US regulator probes China film relations
By Patrick Frater
Wed, 25 April 2012, 13:13 PM (HKT)
US financial regulator, the Securities and Exchange Commission has made preliminary enquiries into whether Hollywood studios have been involved in bribery in China.
The SEC is understood to have written to at least five companies including Twentieth Century Fox Film Corporation, The Walt Disney Company and DreamWorks Animation SKG Inc, according to a report by the Reuters news agency and picked up by other US media.
The SEC is concerned that payments may have been made to Chinese officials in order to secure distribution contracts or the right to film in China.
Legislation known as the Foreign Corrupt Practices Act makes it illegal for a US citizen or a US-registered company to bribe overseas officials and civil servants, even if such activity is tolerated or considered normal behaviour in those countries.
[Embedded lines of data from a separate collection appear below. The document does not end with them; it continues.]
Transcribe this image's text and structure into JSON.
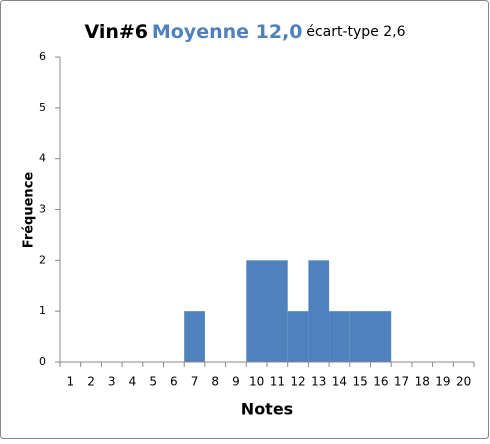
{
  "chart_data": {
    "type": "bar",
    "title": "Vin#6",
    "subtitle": "Moyenne 12,0",
    "annotation": "écart-type 2,6",
    "x_label": "Notes",
    "y_label": "Fréquence",
    "categories": [
      "1",
      "2",
      "3",
      "4",
      "5",
      "6",
      "7",
      "8",
      "9",
      "10",
      "11",
      "12",
      "13",
      "14",
      "15",
      "16",
      "17",
      "18",
      "19",
      "20"
    ],
    "values": [
      0,
      0,
      0,
      0,
      0,
      0,
      1,
      0,
      0,
      2,
      2,
      1,
      2,
      1,
      1,
      1,
      0,
      0,
      0,
      0
    ],
    "color": "#4f81bd",
    "ylim": [
      0,
      6
    ],
    "yticks": [
      0,
      1,
      2,
      3,
      4,
      5,
      6
    ],
    "grid": false
  }
}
The FCPA is unusual, not just in its extra-territorial impact, but also in that it has been used proactively by US authorities which conduct 'sweeps' when they encounter situations that commonly lead to bribery and corruption. Government investigators have paid particular attention to US businesses operating in China, where there are sovereign wealth funds, many state-owned enterprises and where bureaucratic and structural barriers to business are commonplace.
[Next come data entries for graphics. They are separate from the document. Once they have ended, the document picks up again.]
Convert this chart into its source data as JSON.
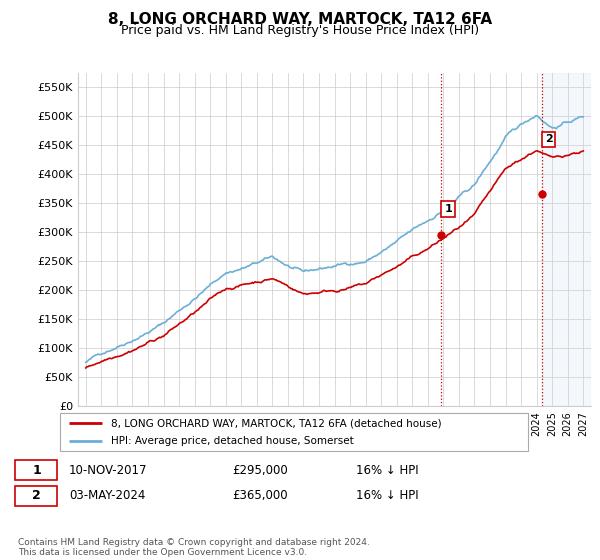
{
  "title": "8, LONG ORCHARD WAY, MARTOCK, TA12 6FA",
  "subtitle": "Price paid vs. HM Land Registry's House Price Index (HPI)",
  "legend_line1": "8, LONG ORCHARD WAY, MARTOCK, TA12 6FA (detached house)",
  "legend_line2": "HPI: Average price, detached house, Somerset",
  "annotation1_date": "10-NOV-2017",
  "annotation1_price": "£295,000",
  "annotation1_hpi": "16% ↓ HPI",
  "annotation2_date": "03-MAY-2024",
  "annotation2_price": "£365,000",
  "annotation2_hpi": "16% ↓ HPI",
  "footnote": "Contains HM Land Registry data © Crown copyright and database right 2024.\nThis data is licensed under the Open Government Licence v3.0.",
  "hpi_color": "#6baed6",
  "price_color": "#cc0000",
  "marker_color": "#cc0000",
  "vline_color": "#cc0000",
  "shaded_color": "#c6dbef",
  "background_color": "#ffffff",
  "grid_color": "#cccccc",
  "ylim": [
    0,
    575000
  ],
  "yticks": [
    0,
    50000,
    100000,
    150000,
    200000,
    250000,
    300000,
    350000,
    400000,
    450000,
    500000,
    550000
  ],
  "ytick_labels": [
    "£0",
    "£50K",
    "£100K",
    "£150K",
    "£200K",
    "£250K",
    "£300K",
    "£350K",
    "£400K",
    "£450K",
    "£500K",
    "£550K"
  ],
  "sale1_x": 2017.86,
  "sale1_y": 295000,
  "sale2_x": 2024.33,
  "sale2_y": 365000,
  "vline1_x": 2017.86,
  "vline2_x": 2024.33,
  "shade_start": 2024.33,
  "shade_end": 2027.5,
  "xlim": [
    1994.5,
    2027.5
  ],
  "xticks": [
    1995,
    1996,
    1997,
    1998,
    1999,
    2000,
    2001,
    2002,
    2003,
    2004,
    2005,
    2006,
    2007,
    2008,
    2009,
    2010,
    2011,
    2012,
    2013,
    2014,
    2015,
    2016,
    2017,
    2018,
    2019,
    2020,
    2021,
    2022,
    2023,
    2024,
    2025,
    2026,
    2027
  ]
}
In the entertainment sector, China rations the number of foreign films that can be imported into the country and Hollywood studios maintain representative offices that jockey with each other and lobby monopoly film importer China Film Group Corporation 中國電影集團公司 for slots. Similarly, approval is needed from a state-controlled film censorship body for all film scripts going into production and for release of finished movies.
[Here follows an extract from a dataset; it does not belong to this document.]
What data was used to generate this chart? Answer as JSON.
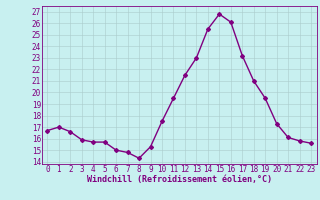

Christopher J. DODD, now head of Hollywood studio lobby body the Motion Picture Association of America Inc (MPAA), and Frank Dodd (pictured together with Barack Obama) were previously responsible for giving the SEC new powers under legislation commonly known as the Dodd-Frank Wall Street reform law.
Film producers Gerald GREEN and Patricia GREEN were successfully prosecuted under the FCPA for paying bribes to Juthamas SIRIWAN จุฑามาศ ศิริวรรณ, then head of the Tourism Authority of Thailand, in order to win contracts to run the Bangkok International Film Festival เทศกาลภาพยนตร์นานาชาติกรุงเทพฯ. They were found guilty in 2009 and served six months in prison.
The FCPA does not cover the recipients of bribes paid by US citizens, but Siriwan has been indicted for eight money laundering and other offences by the US. Thai authorities have opened an investigation and prosecutors recommended trial for Siriwan, but to date she has not been formally charged in Thailand.